What would be the time complexity of the below function?
int f = (int n) => {
if (n === 1) {
return 1;
}
for (let i = 0; i < n; i++) {
console.log(i);
}
return f(n-1) + f(n-1)
}
This is what the recursion tree looks like where i denotes the depth:
f(4) // i = 0
/ \
/ \
/ \
/ \
/ \
f(3) f(3) // i = 1
/ \ / \
/ \ / \
f(2) f(2) f(2) f(2) // i = 2
/ \ / \ / \ / \
f(1) f(1) f(1) f(1) f(1) f(1) f(1) f(1) // i = 3
Had there been no loop inside the function, the time complexity would have been O(2^n). But now there's a loop so:
At each depth, the number of function calls made is 2 ^ i and in each function call n - i iterations are done in the loop, hence at each level (2 ^ i) * (n - i) operations are being done.
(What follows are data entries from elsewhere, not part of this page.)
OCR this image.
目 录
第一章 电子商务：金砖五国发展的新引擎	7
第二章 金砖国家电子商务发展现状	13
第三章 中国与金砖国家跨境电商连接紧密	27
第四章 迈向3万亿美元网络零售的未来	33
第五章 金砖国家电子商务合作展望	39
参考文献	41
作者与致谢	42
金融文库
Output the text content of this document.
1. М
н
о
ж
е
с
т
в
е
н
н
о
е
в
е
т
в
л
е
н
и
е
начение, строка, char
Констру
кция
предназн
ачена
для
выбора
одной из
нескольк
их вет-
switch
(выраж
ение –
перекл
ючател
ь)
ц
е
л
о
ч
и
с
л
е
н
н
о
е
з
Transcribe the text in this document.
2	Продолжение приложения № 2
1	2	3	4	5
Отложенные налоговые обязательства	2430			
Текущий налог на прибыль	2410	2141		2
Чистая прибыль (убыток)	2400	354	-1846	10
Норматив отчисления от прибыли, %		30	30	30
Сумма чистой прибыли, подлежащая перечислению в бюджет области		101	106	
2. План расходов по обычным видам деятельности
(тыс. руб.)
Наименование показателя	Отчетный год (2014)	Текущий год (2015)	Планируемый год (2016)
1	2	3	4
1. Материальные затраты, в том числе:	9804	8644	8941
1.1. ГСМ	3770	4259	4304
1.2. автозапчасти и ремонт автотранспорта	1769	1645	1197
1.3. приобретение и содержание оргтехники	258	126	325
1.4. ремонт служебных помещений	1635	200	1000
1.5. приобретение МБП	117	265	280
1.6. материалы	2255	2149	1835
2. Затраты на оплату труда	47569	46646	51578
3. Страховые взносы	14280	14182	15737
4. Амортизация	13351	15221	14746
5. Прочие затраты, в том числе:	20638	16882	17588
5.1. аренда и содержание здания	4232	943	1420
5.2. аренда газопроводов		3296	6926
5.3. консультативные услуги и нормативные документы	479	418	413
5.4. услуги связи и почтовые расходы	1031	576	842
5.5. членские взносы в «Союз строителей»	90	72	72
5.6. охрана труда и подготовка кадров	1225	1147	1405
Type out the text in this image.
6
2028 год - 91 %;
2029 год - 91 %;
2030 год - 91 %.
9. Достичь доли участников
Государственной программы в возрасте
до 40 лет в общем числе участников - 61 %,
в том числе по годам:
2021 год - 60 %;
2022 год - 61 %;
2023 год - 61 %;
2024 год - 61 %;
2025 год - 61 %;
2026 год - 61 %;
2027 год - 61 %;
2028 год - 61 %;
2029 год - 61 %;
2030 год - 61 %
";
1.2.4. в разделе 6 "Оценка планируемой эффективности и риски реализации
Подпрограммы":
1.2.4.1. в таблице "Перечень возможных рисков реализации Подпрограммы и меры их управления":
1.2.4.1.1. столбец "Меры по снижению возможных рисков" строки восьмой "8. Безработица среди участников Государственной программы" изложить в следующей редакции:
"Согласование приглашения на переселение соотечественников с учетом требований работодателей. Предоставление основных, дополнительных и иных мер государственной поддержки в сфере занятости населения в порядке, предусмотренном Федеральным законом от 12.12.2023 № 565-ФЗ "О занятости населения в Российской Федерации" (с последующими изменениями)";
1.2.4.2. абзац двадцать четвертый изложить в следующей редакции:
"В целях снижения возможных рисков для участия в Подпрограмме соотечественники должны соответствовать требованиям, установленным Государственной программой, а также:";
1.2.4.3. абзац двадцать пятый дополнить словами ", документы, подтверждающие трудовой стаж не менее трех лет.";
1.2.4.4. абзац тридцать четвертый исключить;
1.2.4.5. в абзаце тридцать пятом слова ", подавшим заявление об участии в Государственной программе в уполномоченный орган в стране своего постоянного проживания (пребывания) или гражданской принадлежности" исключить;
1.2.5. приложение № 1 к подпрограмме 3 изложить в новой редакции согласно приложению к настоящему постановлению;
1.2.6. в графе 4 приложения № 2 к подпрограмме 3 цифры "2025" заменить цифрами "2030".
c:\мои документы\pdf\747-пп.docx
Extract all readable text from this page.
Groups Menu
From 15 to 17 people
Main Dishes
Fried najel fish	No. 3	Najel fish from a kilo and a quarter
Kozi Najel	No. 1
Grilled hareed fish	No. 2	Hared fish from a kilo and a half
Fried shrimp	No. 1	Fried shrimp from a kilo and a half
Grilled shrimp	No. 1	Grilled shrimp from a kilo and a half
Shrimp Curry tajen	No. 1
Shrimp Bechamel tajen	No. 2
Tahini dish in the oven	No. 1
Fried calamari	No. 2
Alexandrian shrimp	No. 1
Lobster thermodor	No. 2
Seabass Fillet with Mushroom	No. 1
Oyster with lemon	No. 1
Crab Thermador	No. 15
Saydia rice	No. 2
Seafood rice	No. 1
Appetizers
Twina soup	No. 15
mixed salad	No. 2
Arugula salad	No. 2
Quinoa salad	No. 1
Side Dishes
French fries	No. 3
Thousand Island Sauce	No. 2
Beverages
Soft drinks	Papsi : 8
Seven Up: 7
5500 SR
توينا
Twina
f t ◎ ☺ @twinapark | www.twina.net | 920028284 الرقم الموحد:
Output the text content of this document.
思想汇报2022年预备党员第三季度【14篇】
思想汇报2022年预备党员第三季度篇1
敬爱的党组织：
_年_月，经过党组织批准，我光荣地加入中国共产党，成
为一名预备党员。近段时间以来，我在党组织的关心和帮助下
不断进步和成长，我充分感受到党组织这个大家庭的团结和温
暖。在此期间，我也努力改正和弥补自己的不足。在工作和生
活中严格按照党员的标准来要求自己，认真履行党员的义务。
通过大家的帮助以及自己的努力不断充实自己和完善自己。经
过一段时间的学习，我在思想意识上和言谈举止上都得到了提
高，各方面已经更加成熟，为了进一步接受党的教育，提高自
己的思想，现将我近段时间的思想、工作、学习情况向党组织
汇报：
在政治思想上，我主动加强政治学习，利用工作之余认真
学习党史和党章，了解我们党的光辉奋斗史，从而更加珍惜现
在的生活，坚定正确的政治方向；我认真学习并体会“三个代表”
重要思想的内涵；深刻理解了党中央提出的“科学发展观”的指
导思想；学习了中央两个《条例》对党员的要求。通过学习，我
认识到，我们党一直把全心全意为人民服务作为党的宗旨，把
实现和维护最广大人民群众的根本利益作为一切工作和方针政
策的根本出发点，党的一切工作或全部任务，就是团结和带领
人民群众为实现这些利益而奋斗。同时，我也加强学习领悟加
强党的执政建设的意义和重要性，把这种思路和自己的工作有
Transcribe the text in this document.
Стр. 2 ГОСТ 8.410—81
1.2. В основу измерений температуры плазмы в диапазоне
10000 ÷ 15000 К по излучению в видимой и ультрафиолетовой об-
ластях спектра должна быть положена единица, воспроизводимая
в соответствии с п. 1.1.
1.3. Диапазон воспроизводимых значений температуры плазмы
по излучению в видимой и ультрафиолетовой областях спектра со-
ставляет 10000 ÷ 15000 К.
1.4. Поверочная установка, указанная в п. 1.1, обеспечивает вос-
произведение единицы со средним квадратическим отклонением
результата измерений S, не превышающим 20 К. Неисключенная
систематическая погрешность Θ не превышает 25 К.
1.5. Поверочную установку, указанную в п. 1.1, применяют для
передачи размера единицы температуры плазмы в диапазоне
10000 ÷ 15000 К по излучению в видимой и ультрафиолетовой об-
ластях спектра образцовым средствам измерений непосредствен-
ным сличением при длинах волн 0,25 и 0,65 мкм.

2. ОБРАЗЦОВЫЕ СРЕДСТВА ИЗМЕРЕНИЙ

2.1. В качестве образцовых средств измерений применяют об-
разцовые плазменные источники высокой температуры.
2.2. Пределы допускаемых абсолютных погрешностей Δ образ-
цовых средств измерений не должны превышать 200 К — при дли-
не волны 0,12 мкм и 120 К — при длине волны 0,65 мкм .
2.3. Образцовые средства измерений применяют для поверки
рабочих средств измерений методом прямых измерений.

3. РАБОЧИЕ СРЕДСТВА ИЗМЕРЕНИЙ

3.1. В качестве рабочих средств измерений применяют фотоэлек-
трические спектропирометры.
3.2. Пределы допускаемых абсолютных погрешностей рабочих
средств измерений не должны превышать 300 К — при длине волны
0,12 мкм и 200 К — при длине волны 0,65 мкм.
So, time complexity could be calculated as:
T(n) = [(2 ^ 0) * (n - 0)] + [(2 ^ 1) * (n - 1)] + [(2 ^ 2) * (n - 2)] + ... + [(2 ^ (n - 1)) * (n - (n - 1))]
So am I right on this and what could possibly be the final time complexity?
sum(i*2^i)can be calculated asx * d/dx(sum(x^i)evaluated at x=2. You need to be careful about the limits of the sums which I've omitted in this comment.